As a digital “restoration”, the new Oldboy release is not some revelatory visual experience; this is not Criterion cleaning up & hyper-saturating a Technicolor marvel like The Red Shoes.  Neon’s Oldboy scan still looks stuck in the mid-00s, and it’s much more likely to impress a longtime devotee who’s used to screening it on a cathode-ray TV than a first-time viewer.  Its overt aughtsiness is integral to its prominence in the pop culture canon, though, so it’s for the best that it still looks of its time.  Its sickly fluorescent lighting is true to the aesthetics of American torture porn in that era—typified by Saw & Hostel—while its absurdly convoluted plot mechanics recall the grander, elevated European torture porn of the time: Martyrs, Calvaire, Inside, etc.  Oh Dae-Su (Choi Min-sik) may have been imprisoned & tormented in a small cell outside of time for fifteen grueling years, but he’s allowed a window to the outside world in a small motel-style television, where he consumes early-aughts pop culture & news coverage like oxygen entering his lungs.  Once “freed,” he’s equipped with a 2000s-vintage flip phone, a pay-by-the-hour internet cafe, and a rudimentary video chat platform that doesn’t yet stream audio.  Of course, he hasn’t really been freed at all, as the mysterious tormenter behind his imprisonment uses these wicked tools of the early internet to imprison him in a slightly larger cell (the massive city of Seoul instead of just one room inside it).  He’s trapped by the lack of reasoning behind his torment and the mysterious face responsible for it, given five days to solve the puzzle and secure his revenge before the punishment gets even more severe.  The audience knows he’s being played with like a half-dead mouse, but it takes a while to find the cat who’s batting him around, and it takes even longer to figure out why that cat hasn’t gotten bored of him yet. 

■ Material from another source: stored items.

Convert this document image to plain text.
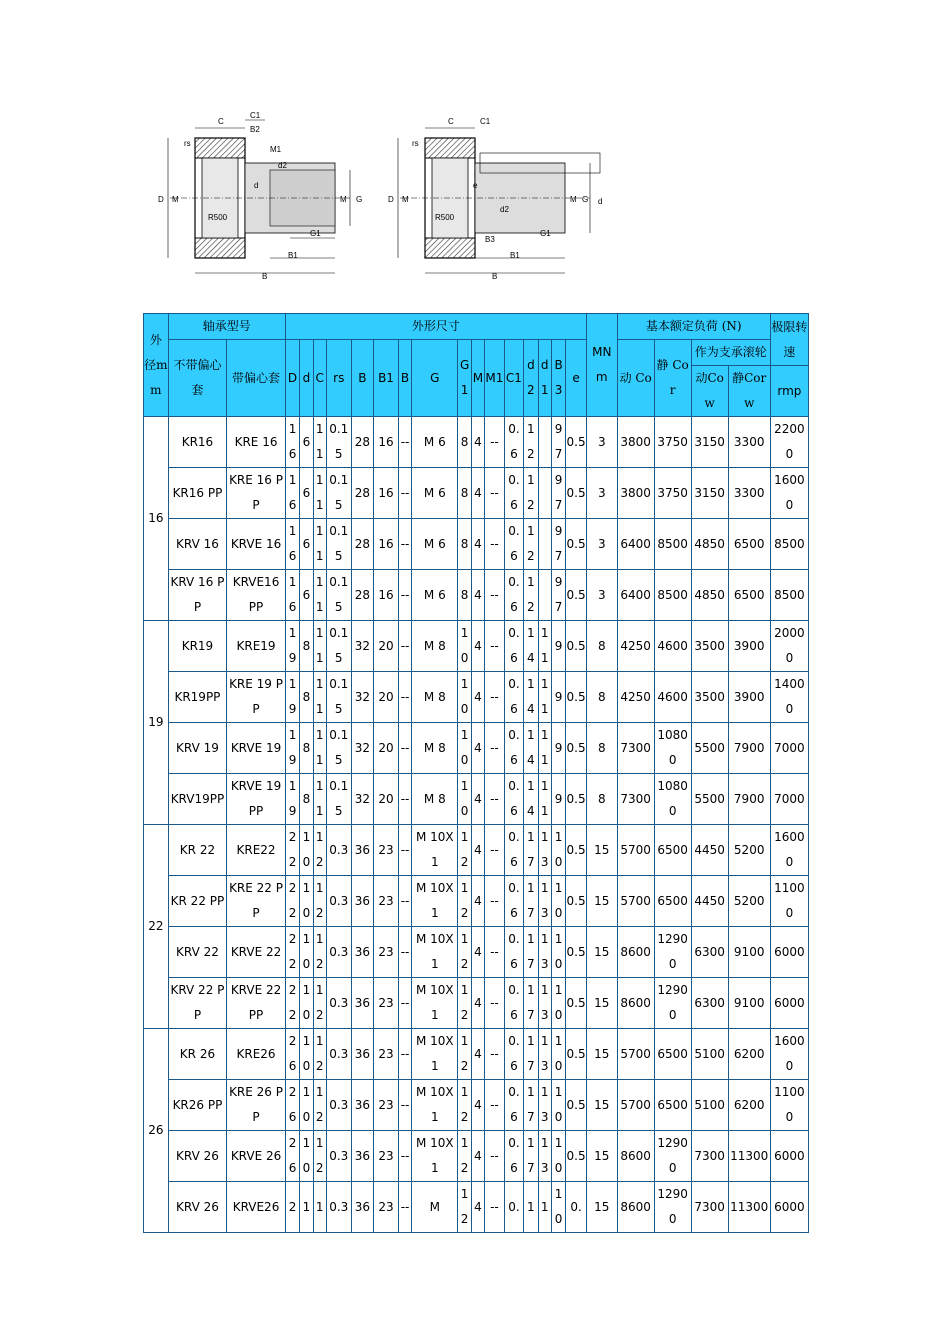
C
C1
B2
rs
M1
d2
D M
d
R500
M G
G1
B1
B
C	C1
rs
e
D M
R500
d2
M G d
B3
G1
B1
B
外径mm	轴承型号		外形尺寸																MNm	基本额定负荷 (N)				极限转速
	不带偏心套	带偏心套	D	d	C	rs	B	B1	B	G	G1	M	M1	C1	d2	d1	B3	e		动 Co	静 Cor	作为支承滚轮		
																						动Cow	静Corw	rmp
16	KR16	KRE 16	16	6	11	0.15	28	16	--	M 6	8	4	--	0.6	12		97	0.5	3	3800	3750	3150	3300	22000
	KR16 PP	KRE 16 PP	16	6	11	0.15	28	16	--	M 6	8	4	--	0.6	12		97	0.5	3	3800	3750	3150	3300	16000
	KRV 16	KRVE 16	16	6	11	0.15	28	16	--	M 6	8	4	--	0.6	12		97	0.5	3	6400	8500	4850	6500	8500
	KRV 16 PP	KRVE16 PP	16	6	11	0.15	28	16	--	M 6	8	4	--	0.6	12		97	0.5	3	6400	8500	4850	6500	8500
19	KR19	KRE19	19	8	11	0.15	32	20	--	M 8	10	4	--	0.6	14	11	9	0.5	8	4250	4600	3500	3900	20000
	KR19PP	KRE 19 PP	19	8	11	0.15	32	20	--	M 8	10	4	--	0.6	14	11	9	0.5	8	4250	4600	3500	3900	14000
	KRV 19	KRVE 19	19	8	11	0.15	32	20	--	M 8	10	4	--	0.6	14	11	9	0.5	8	7300	10800	5500	7900	7000
	KRV19PP	KRVE 19 PP	19	8	11	0.15	32	20	--	M 8	10	4	--	0.6	14	11	9	0.5	8	7300	10800	5500	7900	7000
22	KR 22	KRE22	22	10	12	0.3	36	23	--	M 10X1	12	4	--	0.6	17	13	10	0.5	15	5700	6500	4450	5200	16000
	KR 22 PP	KRE 22 PP	22	10	12	0.3	36	23	--	M 10X1	12	4	--	0.6	17	13	10	0.5	15	5700	6500	4450	5200	11000
	KRV 22	KRVE 22	22	10	12	0.3	36	23	--	M 10X1	12	4	--	0.6	17	13	10	0.5	15	8600	12900	6300	9100	6000
	KRV 22 PP	KRVE 22 PP	22	10	12	0.3	36	23	--	M 10X1	12	4	--	0.6	17	13	10	0.5	15	8600	12900	6300	9100	6000
26	KR 26	KRE26	26	10	12	0.3	36	23	--	M 10X1	12	4	--	0.6	17	13	10	0.5	15	5700	6500	5100	6200	16000
	KR26 PP	KRE 26 PP	26	10	12	0.3	36	23	--	M 10X1	12	4	--	0.6	17	13	10	0.5	15	5700	6500	5100	6200	11000
	KRV 26	KRVE 26	26	10	12	0.3	36	23	--	M 10X1	12	4	--	0.6	17	13	10	0.5	15	8600	12900	7300	11300	6000
	KRV 26	KRVE26	2	1	1	0.3	36	23	--	M	12	4	--	0.	1	1	10	0.	15	8600	12900	7300	11300	6000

Maybe I’m wrong about that.  Maybe all audiences everywhere already know every beat of Oldboy, and I was the last genre gobbler around who could enter the theater without knowing exactly where its twisty story is going.  After so many years of dorm room canonization, it wouldn’t be surprising if there were no surprises left in Oldboy for the uninitiated.  I hadn’t seen it, nor read its comic book source material, nor spoiled myself with its 2010s Spike Lee remake, and even I already felt like I had its iconic hallway fight scene and the grimiest details of the final villain’s speech committed to memory.  It was a joy to squirm along with fellow in-the-flesh moviegoers during its scenes of covert incest & unflinching dental gore, though, and I was surprised by how much I cared about the motivation behind those grotesqueries beyond their shock-value novelty.  In fact, I skipped out on seeing a personal-favorite cult classic I’ve seen many times before (but never in a proper theater) to make time for that first-time watch of Oldboy, and I left a satisfied customer; it was up against a 50-year anniversary restoration of the landmark folk horror The Wicker Man that same week.  Neon’s re-release of Oldboy appeared to be a successful financial gamble too, surpassing the box office sales of the film’s original run in just a couple weeks.  I can only hope that success means more nation-wide repertory programming is on the way, bolstering the couple regular local slots The Prytania clears in its schedule for its Wildwood & Classic Movies series.  The Broad is pretty great about picking these releases up when they’re offered by distributors, which is how I’ve gotten to see other, obscurer cult classics like The Doom Generation, Funeral Parade of Roses, and The Last Movie for the first time in a proper theater.  It’s a rare treat that’s getting a lot less rare, and I hope that it becomes the go-to move when padding out release schedules during the leaner months on the theatrical release calendar.  It would certainly lure me in to buy more cocktails & popcorn, whatever keeps the projectors on.